Pallukacci dan Efektivitas Ekonomi: Sebuah Catatan dari Dapur Rumah Tangga

  • Whatsapp
Pallukacci, ada bonte dan lawi-lawi (dok: Pelakita.ID)

PELAKITA.ID – Saya dan istri, Daeng Ke’nang, memulai pagi dengan bergegas menuju Tempat Pelelangan Ikan (TPI) Beba, Galesong Utara. Pukul 07.00 WITA, motor cicilan kami melaju dengan seperempat liter bensin yang menghabiskan sekitar Rp2.000.

Sejam perjalanan, kami tiba di lokasi yang sejatinya merupakan pusat transaksi hasil laut, tetapi realitas di lapangan berbicara lain.

Para nelayan, pedagang ikan, papalele, pinggawa, hingga sawi justru lebih memilih bertransaksi di luar kompleks PPI yang dibangun dengan dana pemerintah hingga miliaran rupiah. Ironi yang begitu nyata.

Setelah perdebatan kecil di antara keramaian pasar, istri akhirnya memilih dua ekor ikan cakalang dengan harga Rp50.000.

Insangnya memang sudah memucat kecokelatan, tetapi bagi kami, masih lebih baik ketimbang membeli yang lebih mahal, Rp60.000 per ekor. Lagipula, selama camba dan kunyit tersedia di rumah, semuanya bisa disiasati.

Dalam perjalanan pulang, istri menunjukkan strategi ekonomi rumah tangga yang sederhana namun efektif. Dengan dana tersisa, kami mampir membeli bonte’ (Rp4.000 per biji), lawi-lawi (Rp5.000 per sigompo), serta tomat cabe.

Total belanja hari itu mencapai Rp70.000, cukup untuk stok dua hari ke depan. Sesampainya di rumah, masih ada nasi dari semalam—dingin seperti udara di Lolai, tetapi tetap layak disantap.

Ketika hidangan tersaji, formasinya sederhana tetapi menggugah selera: cobek-cobek non tumis, lawi-lawi sebagai lalapan, potongan bonte, dan tentu saja pallukacci cakalang yang mengundang selera.
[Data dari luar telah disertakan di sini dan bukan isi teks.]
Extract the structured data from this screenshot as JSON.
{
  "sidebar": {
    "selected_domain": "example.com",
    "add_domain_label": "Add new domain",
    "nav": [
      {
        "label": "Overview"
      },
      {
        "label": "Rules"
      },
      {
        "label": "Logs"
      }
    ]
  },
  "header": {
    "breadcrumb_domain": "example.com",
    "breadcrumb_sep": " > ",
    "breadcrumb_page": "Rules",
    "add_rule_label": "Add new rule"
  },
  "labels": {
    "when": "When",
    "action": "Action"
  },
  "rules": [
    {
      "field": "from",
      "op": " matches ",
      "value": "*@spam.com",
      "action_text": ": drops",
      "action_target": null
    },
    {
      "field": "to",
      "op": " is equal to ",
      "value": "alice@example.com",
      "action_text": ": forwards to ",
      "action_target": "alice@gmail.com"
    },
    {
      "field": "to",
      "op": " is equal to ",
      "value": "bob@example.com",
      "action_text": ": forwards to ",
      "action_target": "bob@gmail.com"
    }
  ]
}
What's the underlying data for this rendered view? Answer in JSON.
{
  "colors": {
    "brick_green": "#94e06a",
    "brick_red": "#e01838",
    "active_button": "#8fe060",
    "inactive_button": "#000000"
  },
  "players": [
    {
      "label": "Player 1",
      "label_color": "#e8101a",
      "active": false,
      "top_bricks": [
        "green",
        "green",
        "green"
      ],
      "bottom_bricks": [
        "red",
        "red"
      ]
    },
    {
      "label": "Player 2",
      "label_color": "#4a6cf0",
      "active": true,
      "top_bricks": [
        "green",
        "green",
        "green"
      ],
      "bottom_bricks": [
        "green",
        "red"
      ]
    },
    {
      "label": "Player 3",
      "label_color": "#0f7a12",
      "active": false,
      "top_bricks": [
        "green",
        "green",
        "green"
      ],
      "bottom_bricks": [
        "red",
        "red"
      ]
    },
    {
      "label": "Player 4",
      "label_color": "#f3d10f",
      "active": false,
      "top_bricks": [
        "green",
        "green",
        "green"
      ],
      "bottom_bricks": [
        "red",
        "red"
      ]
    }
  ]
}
Kami berlima, bersama anak-anak, menyantap hidangan itu dengan penuh kenikmatan. Hingga tanpa sadar, nasi di piring habis lebih cepat daripada yang di periuk matang. Kami berhenti sejenak, lalu meledak dalam tawa. Puas.

Namun, dari dapur sederhana ini, saya mulai merenungkan sesuatu yang lebih besar: apakah peristiwa ekonomi mikro yang kami alami—dari memilih ikan, membeli bahan pelengkap, hingga menyesuaikan anggaran rumah tangga—sebenarnya adalah cerminan nyata dari pola ekonomi yang lebih luas?

Kami, para konsumen kecil, secara langsung merasakan dinamika harga pasar, kualitas barang, dan efisiensi belanja.

Sementara itu, di sisi lain, PPI Beba yang dibangun dengan anggaran miliaran rupiah justru tidak difungsikan sebagaimana mestinya oleh para pelaku industri perikanan.

Apakah ini yang disebut sebagai spektrum ekonomi makro?

Apakah ketidakpedulian pelaku pasar terhadap fasilitas pemerintah mencerminkan kegagalan dalam manajemen anggaran publik? Bukankah investasi besar dalam sektor perikanan seharusnya meningkatkan kesejahteraan nelayan dan menciptakan pasar yang lebih terorganisir?

Ataukah ini hanya bagian dari janji populis yang berulang, tanpa solusi nyata?

Para ekonom mungkin memiliki jawaban dalam angka dan teori, tetapi bagi kami, para pelaku ekonomi mikro, semua bermuara pada satu hal: kenyamanan dalam menjalani kehidupan sehari-hari.

Selama kami masih bisa menikmati pallukacci dengan bahan yang terjangkau, selama tawa masih terdengar di meja makan, rasanya tak perlu terlalu jauh memikirkan prestasi atau kegagalan kebijakan maritim. Semoga, yang penting, tidak sampai mules di kemudian hari.